The returned text is an XML document and it is easy to read and navigate by a machine. URLs that are designed to be read by a machine instead of humans are called an API (application programming interface). They are an interface (a way to communicate), that is designed for someone, who is programming an application.

URLs that are a part of some API are usually designed to be flexible and so they often accept lots of query parameters. We could have an API that lets us specify the date for which the exchange rate is returned and the format (other than XML):

https://my-bank.com/exchange-rates/eur?date=2023-07-04&format=csv

JSON

While XML is widely used, it's a bit too verbose and complicated for most cases, so many APIs (Facebook's, Twitter's, Discord's, Steam's) use a format called JSON. We could represent the exchange rates above using the following JSON document:

{
  "date": "2023-07-04",
  "rates": {
    "USD": 1.0895,
    "JPY": 157.34,
    "BGN": 1.9558
  }
}

JSON stands for Javascript Object Notation, so the syntax is quite similar to certain parts of C# (since both languages used C as inspiration). We can represent numbers, booleans, strings, objects (dictionaries), arrays, and the value null.

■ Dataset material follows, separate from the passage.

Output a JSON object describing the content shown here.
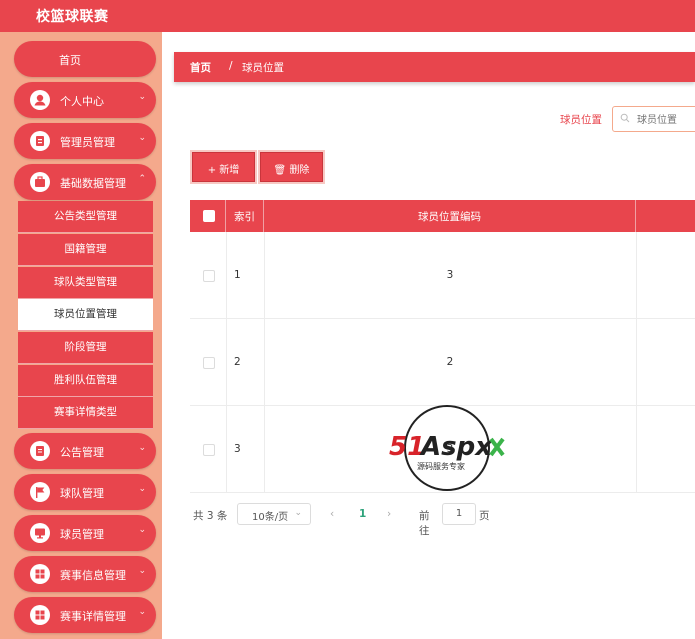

When JSON is transfered over HTTP, the Content-Type header is set to application/json. Many APIs are designed to send JSON documents as responses to everything, including errors. You might get a 404 Not Found response, with a JSON body:

{
  "status": 404,
  "message": "The post with ID 42 does not exist."
}

Uploading data

Sometimes you may want to send data to a web server, instead of downloading it. For example, posting a message to Discord via a Discord bot webhook. When you create a webhook bot in Discord, you get a URL similar to this:

https://discord.com/api/webhooks/9513435431951/Liaa5j42ei3-4ke39-23

The number 9513435431951 is the ID of the webhook and the string Liaa5j42ei3-4ke39-23 is an authentication token of the webhook (basically a password).

In the beginning of this article I said that the HTTP request sent from the client can contain a body. This is true, but only if the HTTP method of the request is not GET. HTTP protocol provides these methods:

GET is used for getting information about server-side objects. This method is used by the browser every time you enter a URL and hit enter.
POST is used to create a new instance of something (a Discord message in our case). This is typically the method you use when you want to upload some data and are not sure which method to choose.
PUT is used to update something by replacing it completely.
PATCH is used to update something by only modifying specified fields.
DELETE is used to delete stuff.

Note: For more information, see the Mozilla Developer Network.

The meaning of these methods is completely up to the web server. You could use the DELETE method to create new entities, but it would be confusing. Therefore the meaning I outlined is roughly followed in most cases.

The only technical difference between the methods is that GET is not allowed to have a body, while the others may, or may not have a body.

If we look at the documentation of the Discord API, we see that we should use the POST method.

The body of the request will contain the message to create and it will look roughly like this:

{
  "username": "My discord bot",
  "content": "Hello world!"
}

Form URL encoded

Nowadays, most APIs use JSON for both returning and uploading data, but in the early days of the World Wide Web, data uploading was only performed via HTML forms (using the <form> tag).

HTML forms can be used to create, say a login form, with a username field and a password field. When this form is submitted, the browser sends a POST request to a specified URL and sends the form contents in the request body.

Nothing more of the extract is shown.